Голубев вызвал ее к себе только через неделю после выхода с больничного, и, что тоже неприятно, через секретаршу. Инночка пошла, как на казнь. Сразу заговорила о деньгах, попросила отпуск, который не будет отгуливать. Виталий перебил ее:
— Ин, такое дело, мы с Фридой уезжаем сразу после Нового года, она сказала, что вы с ней это обсуждали. Надолго, может, навсегда. Как ты понимаешь, контору я оставить не могу. В смысле, ни на кого, кроме тебя. Об этом еще никто не знает, но вопрос решен. Ищи себе замену, сама будешь директором. И приструни это стадо бездельников. Светку выгони, пользы от нее никакой, а сплетен три килограмма. Возьми на должность секретаря взрослую женщину, лет пятидесяти, лучше — с внуками. А то тряпки эти вульгарные, разговоры по служебному телефону бесконечные, клиенты вечно дозвониться не могут. А это нездоровое пристрастие к служебным романам! Я не моралист, но надоело, ей-богу. Присмотрись, подумай, кого еще заменить, я тут всех распустил, самому смотреть противно, казацкая вольница, честное слово, хочу — работаю, не хочу — не работаю… Об одном хотел попросить: Полину мою не трогай. Бухгалтер она неплохой, да и возраст, куда ее еще возьмут… Впрочем, решать тебе. Я пока никому ничего говорить не буду. Незачем. Будем новогоднюю вечеринку в конторе делать, тогда и объявлю. А ты пока присмотришься. Как тайный агент. Независимо.
Инночка смотрела на Виталия во все глаза. Это что же получается? Все вопросы с работой для нее и для Генки решены? Она станет директором, Генка займет ее место начальника одела, и оба они будут заниматься любимым делом, причем, за хорошую зарплату? Ай да Фридка, ай да молодец, вот удружила!

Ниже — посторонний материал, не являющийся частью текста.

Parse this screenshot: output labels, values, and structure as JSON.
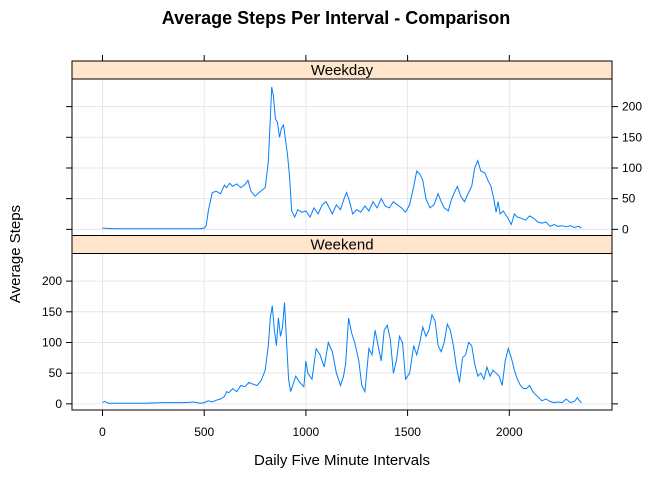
{
  "chart_data": {
    "type": "line",
    "title": "Average Steps Per Interval - Comparison",
    "xlabel": "Daily Five Minute Intervals",
    "ylabel": "Average Steps",
    "xlim": [
      -150,
      2505
    ],
    "ylim": [
      -10,
      245
    ],
    "x_ticks": [
      0,
      500,
      1000,
      1500,
      2000
    ],
    "y_ticks": [
      0,
      50,
      100,
      150,
      200
    ],
    "grid": true,
    "line_color": "#0080ff",
    "strip_color": "#ffe5cc",
    "panels": [
      {
        "name": "Weekday",
        "points": [
          [
            0,
            2
          ],
          [
            60,
            1
          ],
          [
            120,
            1
          ],
          [
            200,
            1
          ],
          [
            300,
            1
          ],
          [
            400,
            1
          ],
          [
            480,
            1
          ],
          [
            500,
            2
          ],
          [
            510,
            6
          ],
          [
            520,
            30
          ],
          [
            540,
            60
          ],
          [
            560,
            62
          ],
          [
            580,
            58
          ],
          [
            600,
            72
          ],
          [
            610,
            68
          ],
          [
            625,
            75
          ],
          [
            640,
            70
          ],
          [
            660,
            74
          ],
          [
            680,
            68
          ],
          [
            700,
            73
          ],
          [
            715,
            80
          ],
          [
            730,
            62
          ],
          [
            750,
            54
          ],
          [
            770,
            60
          ],
          [
            800,
            68
          ],
          [
            815,
            110
          ],
          [
            825,
            180
          ],
          [
            832,
            232
          ],
          [
            840,
            218
          ],
          [
            850,
            180
          ],
          [
            860,
            175
          ],
          [
            870,
            150
          ],
          [
            880,
            165
          ],
          [
            890,
            170
          ],
          [
            900,
            145
          ],
          [
            910,
            120
          ],
          [
            920,
            85
          ],
          [
            930,
            30
          ],
          [
            945,
            20
          ],
          [
            960,
            32
          ],
          [
            980,
            28
          ],
          [
            1000,
            30
          ],
          [
            1020,
            20
          ],
          [
            1040,
            35
          ],
          [
            1060,
            25
          ],
          [
            1080,
            40
          ],
          [
            1100,
            45
          ],
          [
            1115,
            35
          ],
          [
            1130,
            25
          ],
          [
            1150,
            40
          ],
          [
            1170,
            32
          ],
          [
            1190,
            52
          ],
          [
            1200,
            60
          ],
          [
            1215,
            45
          ],
          [
            1230,
            25
          ],
          [
            1250,
            32
          ],
          [
            1270,
            28
          ],
          [
            1290,
            38
          ],
          [
            1310,
            30
          ],
          [
            1330,
            45
          ],
          [
            1350,
            35
          ],
          [
            1370,
            50
          ],
          [
            1390,
            38
          ],
          [
            1410,
            35
          ],
          [
            1430,
            45
          ],
          [
            1450,
            40
          ],
          [
            1470,
            35
          ],
          [
            1490,
            28
          ],
          [
            1510,
            40
          ],
          [
            1530,
            70
          ],
          [
            1545,
            95
          ],
          [
            1560,
            90
          ],
          [
            1575,
            80
          ],
          [
            1590,
            50
          ],
          [
            1610,
            35
          ],
          [
            1630,
            40
          ],
          [
            1650,
            58
          ],
          [
            1665,
            45
          ],
          [
            1680,
            35
          ],
          [
            1700,
            30
          ],
          [
            1715,
            48
          ],
          [
            1730,
            60
          ],
          [
            1745,
            70
          ],
          [
            1760,
            55
          ],
          [
            1780,
            45
          ],
          [
            1800,
            60
          ],
          [
            1815,
            70
          ],
          [
            1830,
            100
          ],
          [
            1845,
            112
          ],
          [
            1860,
            95
          ],
          [
            1880,
            92
          ],
          [
            1895,
            80
          ],
          [
            1910,
            70
          ],
          [
            1925,
            48
          ],
          [
            1935,
            28
          ],
          [
            1945,
            45
          ],
          [
            1955,
            25
          ],
          [
            1970,
            30
          ],
          [
            1990,
            20
          ],
          [
            2010,
            8
          ],
          [
            2025,
            25
          ],
          [
            2040,
            20
          ],
          [
            2060,
            18
          ],
          [
            2080,
            15
          ],
          [
            2100,
            22
          ],
          [
            2120,
            18
          ],
          [
            2140,
            12
          ],
          [
            2160,
            10
          ],
          [
            2180,
            12
          ],
          [
            2200,
            5
          ],
          [
            2220,
            8
          ],
          [
            2240,
            5
          ],
          [
            2260,
            6
          ],
          [
            2280,
            4
          ],
          [
            2300,
            6
          ],
          [
            2320,
            3
          ],
          [
            2340,
            5
          ],
          [
            2355,
            2
          ]
        ]
      },
      {
        "name": "Weekend",
        "points": [
          [
            0,
            2
          ],
          [
            10,
            4
          ],
          [
            30,
            1
          ],
          [
            100,
            1
          ],
          [
            200,
            1
          ],
          [
            300,
            2
          ],
          [
            400,
            2
          ],
          [
            450,
            3
          ],
          [
            480,
            1
          ],
          [
            500,
            2
          ],
          [
            520,
            5
          ],
          [
            540,
            3
          ],
          [
            560,
            6
          ],
          [
            580,
            8
          ],
          [
            600,
            12
          ],
          [
            610,
            20
          ],
          [
            620,
            18
          ],
          [
            640,
            25
          ],
          [
            660,
            20
          ],
          [
            680,
            30
          ],
          [
            700,
            28
          ],
          [
            720,
            35
          ],
          [
            740,
            32
          ],
          [
            760,
            30
          ],
          [
            780,
            38
          ],
          [
            800,
            55
          ],
          [
            815,
            95
          ],
          [
            825,
            140
          ],
          [
            835,
            160
          ],
          [
            845,
            120
          ],
          [
            855,
            95
          ],
          [
            865,
            140
          ],
          [
            875,
            110
          ],
          [
            885,
            125
          ],
          [
            895,
            165
          ],
          [
            905,
            100
          ],
          [
            915,
            40
          ],
          [
            925,
            20
          ],
          [
            935,
            30
          ],
          [
            950,
            45
          ],
          [
            970,
            35
          ],
          [
            990,
            28
          ],
          [
            1000,
            70
          ],
          [
            1010,
            50
          ],
          [
            1030,
            40
          ],
          [
            1050,
            90
          ],
          [
            1070,
            80
          ],
          [
            1090,
            60
          ],
          [
            1110,
            100
          ],
          [
            1130,
            85
          ],
          [
            1150,
            50
          ],
          [
            1170,
            30
          ],
          [
            1185,
            45
          ],
          [
            1195,
            65
          ],
          [
            1210,
            140
          ],
          [
            1225,
            115
          ],
          [
            1240,
            100
          ],
          [
            1260,
            70
          ],
          [
            1275,
            30
          ],
          [
            1290,
            20
          ],
          [
            1310,
            90
          ],
          [
            1325,
            80
          ],
          [
            1340,
            120
          ],
          [
            1355,
            95
          ],
          [
            1370,
            70
          ],
          [
            1385,
            120
          ],
          [
            1400,
            128
          ],
          [
            1415,
            105
          ],
          [
            1430,
            50
          ],
          [
            1445,
            70
          ],
          [
            1460,
            110
          ],
          [
            1475,
            100
          ],
          [
            1490,
            40
          ],
          [
            1510,
            50
          ],
          [
            1530,
            95
          ],
          [
            1545,
            80
          ],
          [
            1560,
            100
          ],
          [
            1575,
            125
          ],
          [
            1590,
            110
          ],
          [
            1605,
            120
          ],
          [
            1620,
            145
          ],
          [
            1635,
            135
          ],
          [
            1650,
            95
          ],
          [
            1665,
            85
          ],
          [
            1680,
            100
          ],
          [
            1695,
            130
          ],
          [
            1710,
            120
          ],
          [
            1725,
            95
          ],
          [
            1740,
            60
          ],
          [
            1755,
            35
          ],
          [
            1770,
            75
          ],
          [
            1785,
            80
          ],
          [
            1800,
            100
          ],
          [
            1815,
            95
          ],
          [
            1830,
            65
          ],
          [
            1845,
            45
          ],
          [
            1860,
            50
          ],
          [
            1875,
            40
          ],
          [
            1890,
            60
          ],
          [
            1905,
            45
          ],
          [
            1920,
            55
          ],
          [
            1935,
            50
          ],
          [
            1950,
            45
          ],
          [
            1965,
            30
          ],
          [
            1980,
            70
          ],
          [
            1995,
            90
          ],
          [
            2010,
            75
          ],
          [
            2025,
            55
          ],
          [
            2040,
            40
          ],
          [
            2055,
            30
          ],
          [
            2070,
            25
          ],
          [
            2085,
            25
          ],
          [
            2100,
            30
          ],
          [
            2115,
            20
          ],
          [
            2130,
            15
          ],
          [
            2145,
            10
          ],
          [
            2160,
            5
          ],
          [
            2180,
            8
          ],
          [
            2200,
            4
          ],
          [
            2220,
            2
          ],
          [
            2240,
            3
          ],
          [
            2260,
            2
          ],
          [
            2280,
            8
          ],
          [
            2300,
            2
          ],
          [
            2320,
            4
          ],
          [
            2335,
            10
          ],
          [
            2345,
            5
          ],
          [
            2355,
            2
          ]
        ]
      }
    ]
  }
}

Светочку ожидало разочарование. Когда шеф велел пригласить Лучинину, не позвонил той в отдел, как обычно, а официально, через секретаря, Светочка мысленно потирала руки. До такой степени довольна была, что даже подслушивать не стала. Все, конец этой некоронованной королеве, может, даже выгонит ее Виталий Валентинович. Болталась неизвестно где почти две недели! Что Инночка сдала, как положено, больничный в бухгалтерию, Светочке никто не доложил, разумеется. Но Лучинина вышла из начальственного кабинета, таинственно улыбаясь, и надежды Светочки увяли.
— Ой, Инночка, сильно кричал? Вот ведь манера какая мерзкая, неделю промариновал, и только теперь ругать вызвал! — запричитала Наталка, увидев свою начальницу.
— С чего ты взяла, что кричал? Заданий кучу навыдавал, это да… Несколько необычных, скажем прямо. А так — чего ему кричать? — удивилась Инночка. — Ты лучше скажи, чего ты на меня дуешься, разговариваешь сквозь зубы, а?
— Я не дуюсь, я боюсь. Спросить даже боюсь… Ты же к Генке нашему ездила, да? В больницу куда-то, да? Что с ним, Инночка, он совсем инвалид, да? Тебя столько времени не было, это же прогул! А правда, что вы переписывались?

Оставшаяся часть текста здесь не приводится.